Sullivan County Commission takes 'neutral position' in state's response to Affordable Care Act

J. H. Osborne • Feb 20, 2013 at 9:50 AM

BLOUNTVILLE — The Sullivan County Commission voted overwhelmingly Tuesday in support of the county asking state lawmakers to “make decisions that do not damage hospitals, Medicare and Medicaid patients in the state.”

Sponsoring commissioners Eddie Williams and John Crawford introduced the measure during the commission’s monthly meeting and called for an immediate vote.

County Mayor Steve Godsey later took credit for prompting the resolution, which he said was crafted by attorneys for Wellmont Health System.

Godsey said he met with Wellmont officials last week and they requested the County Commission’s action on the issue.

Godsey said he had told them the county wouldn’t take sides but would be willing to ask state lawmakers to “take a look at everything” when considering Tennessee’s response to the federal Affordable Care Act.

“They wanted us to take a position,” Godsey said. “I said no.”

Godsey said he didn’t want to risk coming out contrary to Gov.
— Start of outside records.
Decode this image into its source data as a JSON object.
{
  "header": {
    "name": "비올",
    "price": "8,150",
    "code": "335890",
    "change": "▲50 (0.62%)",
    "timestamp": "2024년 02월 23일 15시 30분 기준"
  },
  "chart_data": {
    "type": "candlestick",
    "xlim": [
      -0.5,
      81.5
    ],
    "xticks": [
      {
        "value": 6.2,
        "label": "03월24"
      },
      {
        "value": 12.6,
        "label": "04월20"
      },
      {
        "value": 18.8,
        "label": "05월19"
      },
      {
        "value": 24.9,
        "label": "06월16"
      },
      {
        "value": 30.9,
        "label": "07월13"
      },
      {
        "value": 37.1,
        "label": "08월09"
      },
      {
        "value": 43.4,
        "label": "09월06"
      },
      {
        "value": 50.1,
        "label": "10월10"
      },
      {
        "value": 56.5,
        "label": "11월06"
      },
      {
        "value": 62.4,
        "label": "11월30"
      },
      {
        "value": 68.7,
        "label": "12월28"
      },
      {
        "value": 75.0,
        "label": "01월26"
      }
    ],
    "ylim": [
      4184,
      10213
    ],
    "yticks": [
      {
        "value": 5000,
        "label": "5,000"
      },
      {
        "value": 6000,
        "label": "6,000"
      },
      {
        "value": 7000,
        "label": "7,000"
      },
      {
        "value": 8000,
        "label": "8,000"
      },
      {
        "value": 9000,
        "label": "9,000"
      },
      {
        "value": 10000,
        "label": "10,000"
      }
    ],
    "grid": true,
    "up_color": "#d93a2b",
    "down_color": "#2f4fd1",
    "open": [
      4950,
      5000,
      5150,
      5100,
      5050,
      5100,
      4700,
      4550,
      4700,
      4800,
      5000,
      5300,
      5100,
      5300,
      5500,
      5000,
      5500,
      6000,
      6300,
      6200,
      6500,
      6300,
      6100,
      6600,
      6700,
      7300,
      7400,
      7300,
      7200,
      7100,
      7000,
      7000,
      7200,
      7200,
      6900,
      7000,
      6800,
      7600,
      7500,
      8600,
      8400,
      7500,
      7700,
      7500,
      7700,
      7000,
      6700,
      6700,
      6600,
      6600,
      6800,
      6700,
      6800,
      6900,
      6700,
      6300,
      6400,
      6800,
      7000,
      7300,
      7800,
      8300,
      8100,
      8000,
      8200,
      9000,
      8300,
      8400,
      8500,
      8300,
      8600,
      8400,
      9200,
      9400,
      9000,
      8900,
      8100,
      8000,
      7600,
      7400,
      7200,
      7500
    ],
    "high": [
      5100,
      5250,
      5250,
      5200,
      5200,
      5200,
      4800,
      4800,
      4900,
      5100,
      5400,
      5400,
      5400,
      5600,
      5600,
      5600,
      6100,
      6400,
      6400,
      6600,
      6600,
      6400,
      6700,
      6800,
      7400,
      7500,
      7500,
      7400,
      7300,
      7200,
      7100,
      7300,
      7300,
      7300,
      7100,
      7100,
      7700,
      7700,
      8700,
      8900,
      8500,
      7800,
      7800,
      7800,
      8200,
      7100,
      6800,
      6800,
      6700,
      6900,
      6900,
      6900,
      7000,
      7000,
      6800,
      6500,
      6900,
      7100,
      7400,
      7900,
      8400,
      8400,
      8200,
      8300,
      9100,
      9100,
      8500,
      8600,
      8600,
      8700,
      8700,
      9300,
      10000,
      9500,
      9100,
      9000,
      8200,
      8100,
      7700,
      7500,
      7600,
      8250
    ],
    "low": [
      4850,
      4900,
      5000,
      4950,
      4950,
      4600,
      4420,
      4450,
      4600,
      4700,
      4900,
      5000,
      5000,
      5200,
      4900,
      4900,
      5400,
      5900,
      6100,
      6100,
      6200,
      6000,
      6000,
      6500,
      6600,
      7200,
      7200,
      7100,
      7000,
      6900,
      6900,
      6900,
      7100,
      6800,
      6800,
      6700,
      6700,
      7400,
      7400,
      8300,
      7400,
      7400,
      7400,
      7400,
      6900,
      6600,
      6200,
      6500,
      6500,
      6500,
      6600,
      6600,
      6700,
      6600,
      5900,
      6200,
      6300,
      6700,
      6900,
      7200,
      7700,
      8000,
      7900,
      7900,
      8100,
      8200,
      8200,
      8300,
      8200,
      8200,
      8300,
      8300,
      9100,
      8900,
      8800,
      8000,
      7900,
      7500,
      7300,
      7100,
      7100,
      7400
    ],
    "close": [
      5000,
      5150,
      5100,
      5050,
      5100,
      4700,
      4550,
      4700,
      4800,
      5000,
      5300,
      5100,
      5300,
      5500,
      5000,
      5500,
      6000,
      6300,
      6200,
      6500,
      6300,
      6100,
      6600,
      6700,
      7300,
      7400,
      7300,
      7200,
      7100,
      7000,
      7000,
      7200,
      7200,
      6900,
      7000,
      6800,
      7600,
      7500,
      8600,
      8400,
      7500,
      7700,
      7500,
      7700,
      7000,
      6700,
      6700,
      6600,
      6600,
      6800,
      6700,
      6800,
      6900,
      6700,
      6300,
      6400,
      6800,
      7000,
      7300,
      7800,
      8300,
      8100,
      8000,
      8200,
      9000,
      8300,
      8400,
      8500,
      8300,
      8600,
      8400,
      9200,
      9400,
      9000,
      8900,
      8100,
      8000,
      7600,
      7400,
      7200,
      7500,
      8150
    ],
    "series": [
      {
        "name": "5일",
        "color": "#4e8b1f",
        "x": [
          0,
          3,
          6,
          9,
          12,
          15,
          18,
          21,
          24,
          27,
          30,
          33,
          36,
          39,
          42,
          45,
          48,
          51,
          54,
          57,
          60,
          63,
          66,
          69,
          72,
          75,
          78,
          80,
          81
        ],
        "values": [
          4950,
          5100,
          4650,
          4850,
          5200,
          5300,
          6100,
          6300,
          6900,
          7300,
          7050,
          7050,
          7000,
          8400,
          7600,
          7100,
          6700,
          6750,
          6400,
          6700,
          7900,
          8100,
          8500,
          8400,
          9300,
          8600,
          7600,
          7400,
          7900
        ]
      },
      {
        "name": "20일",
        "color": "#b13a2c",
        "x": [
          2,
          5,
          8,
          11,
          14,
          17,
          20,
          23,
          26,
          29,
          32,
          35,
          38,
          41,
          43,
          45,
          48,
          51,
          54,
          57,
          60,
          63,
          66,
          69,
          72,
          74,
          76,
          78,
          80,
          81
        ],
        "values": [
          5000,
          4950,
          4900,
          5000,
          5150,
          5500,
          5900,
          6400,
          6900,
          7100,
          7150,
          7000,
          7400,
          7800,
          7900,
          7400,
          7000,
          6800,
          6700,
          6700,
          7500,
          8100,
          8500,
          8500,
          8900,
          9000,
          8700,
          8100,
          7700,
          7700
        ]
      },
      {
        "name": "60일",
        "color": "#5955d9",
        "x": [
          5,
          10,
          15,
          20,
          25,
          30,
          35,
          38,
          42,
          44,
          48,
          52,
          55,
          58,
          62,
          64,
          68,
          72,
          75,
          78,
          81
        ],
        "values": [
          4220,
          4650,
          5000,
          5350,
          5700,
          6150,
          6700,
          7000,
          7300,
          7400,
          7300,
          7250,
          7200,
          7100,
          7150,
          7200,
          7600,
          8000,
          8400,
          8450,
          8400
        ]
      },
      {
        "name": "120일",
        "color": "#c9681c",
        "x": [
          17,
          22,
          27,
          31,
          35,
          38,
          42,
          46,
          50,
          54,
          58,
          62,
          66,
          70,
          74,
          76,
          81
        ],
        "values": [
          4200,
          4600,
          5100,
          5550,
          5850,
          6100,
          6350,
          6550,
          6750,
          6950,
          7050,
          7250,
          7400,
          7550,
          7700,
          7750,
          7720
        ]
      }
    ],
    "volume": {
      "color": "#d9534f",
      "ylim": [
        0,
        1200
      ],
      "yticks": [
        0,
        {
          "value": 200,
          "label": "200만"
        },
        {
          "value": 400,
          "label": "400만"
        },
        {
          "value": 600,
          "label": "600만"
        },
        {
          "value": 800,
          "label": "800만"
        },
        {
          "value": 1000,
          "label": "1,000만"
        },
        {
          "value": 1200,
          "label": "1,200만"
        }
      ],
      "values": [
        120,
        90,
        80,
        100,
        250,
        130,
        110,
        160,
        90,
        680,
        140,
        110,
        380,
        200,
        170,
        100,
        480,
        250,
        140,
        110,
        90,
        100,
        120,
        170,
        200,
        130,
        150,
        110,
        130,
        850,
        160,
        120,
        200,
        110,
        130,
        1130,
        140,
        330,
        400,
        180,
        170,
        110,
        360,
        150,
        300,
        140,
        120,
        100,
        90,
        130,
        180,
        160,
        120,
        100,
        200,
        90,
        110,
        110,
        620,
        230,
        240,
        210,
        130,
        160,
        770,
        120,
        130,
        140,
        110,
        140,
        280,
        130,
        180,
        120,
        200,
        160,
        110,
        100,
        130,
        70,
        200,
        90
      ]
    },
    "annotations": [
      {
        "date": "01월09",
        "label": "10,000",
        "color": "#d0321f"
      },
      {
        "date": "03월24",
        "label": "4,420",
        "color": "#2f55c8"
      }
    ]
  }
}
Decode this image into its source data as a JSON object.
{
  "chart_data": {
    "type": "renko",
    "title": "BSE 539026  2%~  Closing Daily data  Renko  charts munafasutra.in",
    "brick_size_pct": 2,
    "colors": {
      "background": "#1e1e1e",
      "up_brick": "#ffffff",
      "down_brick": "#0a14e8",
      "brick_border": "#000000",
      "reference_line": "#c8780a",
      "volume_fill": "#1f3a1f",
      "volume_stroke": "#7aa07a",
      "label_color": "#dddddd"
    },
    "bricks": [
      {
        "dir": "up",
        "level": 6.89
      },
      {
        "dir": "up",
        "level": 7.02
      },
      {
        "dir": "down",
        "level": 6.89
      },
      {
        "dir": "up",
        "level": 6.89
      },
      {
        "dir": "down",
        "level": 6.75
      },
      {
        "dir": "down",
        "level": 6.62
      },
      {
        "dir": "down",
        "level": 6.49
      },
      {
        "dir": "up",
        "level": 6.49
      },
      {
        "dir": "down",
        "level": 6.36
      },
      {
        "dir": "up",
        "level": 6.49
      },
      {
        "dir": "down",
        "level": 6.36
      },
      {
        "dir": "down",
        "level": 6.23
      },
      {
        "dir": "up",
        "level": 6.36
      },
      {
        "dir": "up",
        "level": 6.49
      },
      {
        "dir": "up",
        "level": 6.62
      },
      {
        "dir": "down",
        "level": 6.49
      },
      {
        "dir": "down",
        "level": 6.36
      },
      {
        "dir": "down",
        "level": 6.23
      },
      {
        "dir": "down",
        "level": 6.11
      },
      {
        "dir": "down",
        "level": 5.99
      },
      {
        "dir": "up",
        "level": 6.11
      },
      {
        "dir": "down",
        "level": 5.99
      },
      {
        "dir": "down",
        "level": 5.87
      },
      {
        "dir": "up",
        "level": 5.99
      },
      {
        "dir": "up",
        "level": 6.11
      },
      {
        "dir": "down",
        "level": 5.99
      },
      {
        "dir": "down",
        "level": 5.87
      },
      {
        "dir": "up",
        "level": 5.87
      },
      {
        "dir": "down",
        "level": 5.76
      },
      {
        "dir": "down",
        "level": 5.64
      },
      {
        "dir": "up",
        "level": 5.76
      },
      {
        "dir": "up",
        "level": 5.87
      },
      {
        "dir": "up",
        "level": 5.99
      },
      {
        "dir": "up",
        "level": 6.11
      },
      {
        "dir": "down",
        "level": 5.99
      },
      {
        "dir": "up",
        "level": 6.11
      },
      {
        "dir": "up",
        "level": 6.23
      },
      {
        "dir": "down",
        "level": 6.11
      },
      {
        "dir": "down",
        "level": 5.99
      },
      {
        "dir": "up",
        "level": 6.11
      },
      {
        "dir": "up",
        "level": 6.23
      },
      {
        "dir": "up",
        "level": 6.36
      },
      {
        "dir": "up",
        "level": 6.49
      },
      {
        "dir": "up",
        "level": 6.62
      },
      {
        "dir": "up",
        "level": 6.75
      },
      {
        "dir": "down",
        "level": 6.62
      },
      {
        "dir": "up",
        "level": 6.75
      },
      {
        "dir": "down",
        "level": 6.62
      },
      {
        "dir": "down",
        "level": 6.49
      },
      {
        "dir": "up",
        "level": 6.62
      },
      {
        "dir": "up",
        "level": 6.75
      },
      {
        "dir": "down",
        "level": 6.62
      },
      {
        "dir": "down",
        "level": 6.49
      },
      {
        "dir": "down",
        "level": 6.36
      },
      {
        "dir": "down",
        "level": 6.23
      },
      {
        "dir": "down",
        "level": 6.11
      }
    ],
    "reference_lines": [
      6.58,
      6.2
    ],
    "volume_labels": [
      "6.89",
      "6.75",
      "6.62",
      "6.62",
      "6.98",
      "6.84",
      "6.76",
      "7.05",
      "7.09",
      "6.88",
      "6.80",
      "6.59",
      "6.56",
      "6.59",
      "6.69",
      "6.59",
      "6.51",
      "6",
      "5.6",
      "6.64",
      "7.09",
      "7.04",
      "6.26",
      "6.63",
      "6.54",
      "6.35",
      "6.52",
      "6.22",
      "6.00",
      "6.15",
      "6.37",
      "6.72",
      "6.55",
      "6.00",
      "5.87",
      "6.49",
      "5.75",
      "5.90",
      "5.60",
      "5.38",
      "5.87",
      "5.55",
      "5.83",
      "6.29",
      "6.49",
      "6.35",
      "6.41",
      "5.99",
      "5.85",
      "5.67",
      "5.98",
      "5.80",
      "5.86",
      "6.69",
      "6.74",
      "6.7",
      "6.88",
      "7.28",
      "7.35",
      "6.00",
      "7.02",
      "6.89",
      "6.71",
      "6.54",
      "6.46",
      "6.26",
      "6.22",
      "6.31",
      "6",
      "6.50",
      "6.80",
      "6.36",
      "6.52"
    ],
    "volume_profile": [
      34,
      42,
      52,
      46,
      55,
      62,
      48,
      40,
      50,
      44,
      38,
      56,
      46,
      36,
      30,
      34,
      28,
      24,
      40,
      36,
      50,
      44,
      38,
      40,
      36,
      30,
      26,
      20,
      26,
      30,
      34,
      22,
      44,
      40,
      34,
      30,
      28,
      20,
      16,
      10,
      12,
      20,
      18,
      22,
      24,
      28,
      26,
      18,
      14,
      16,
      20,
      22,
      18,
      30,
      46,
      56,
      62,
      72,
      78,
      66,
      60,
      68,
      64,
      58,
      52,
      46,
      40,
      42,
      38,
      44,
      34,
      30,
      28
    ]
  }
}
Bill Haslam on the issue.

Godsey said the commission needed to vote on the resolution because the Tennessee General Assembly will likely act soon on the topic.

Godsey described the resolution as leaving the County Commission with a “neutral position.”

The resolution, in part, indicates the county requests “state lawmakers closely peruse the details of The Affordable Care Act so as not to reduce the amount of Medicare funds coming into Tennessee and its additional effects on hospitals and Medicaid patients.”

The resolution states:

• Without the expansion of Medicaid coverage in Tennessee, subsequent cuts to hospitals are unsustainable.

• The federal government would pay the full cost of the expansion for the first three years, followed by a decline in the federal share to 95 percent, 94 percent, 93 percent, and 90 percent in subsequent years.

• The cost to the state to expand coverage in Tennessee would be $199.1 million over 5.5 years — and Tennessee would receive $6.4 billion from the federal government to expand coverage.

Godsey said Wellmont has asked or will be asking all local governments to adopt similar resolutions.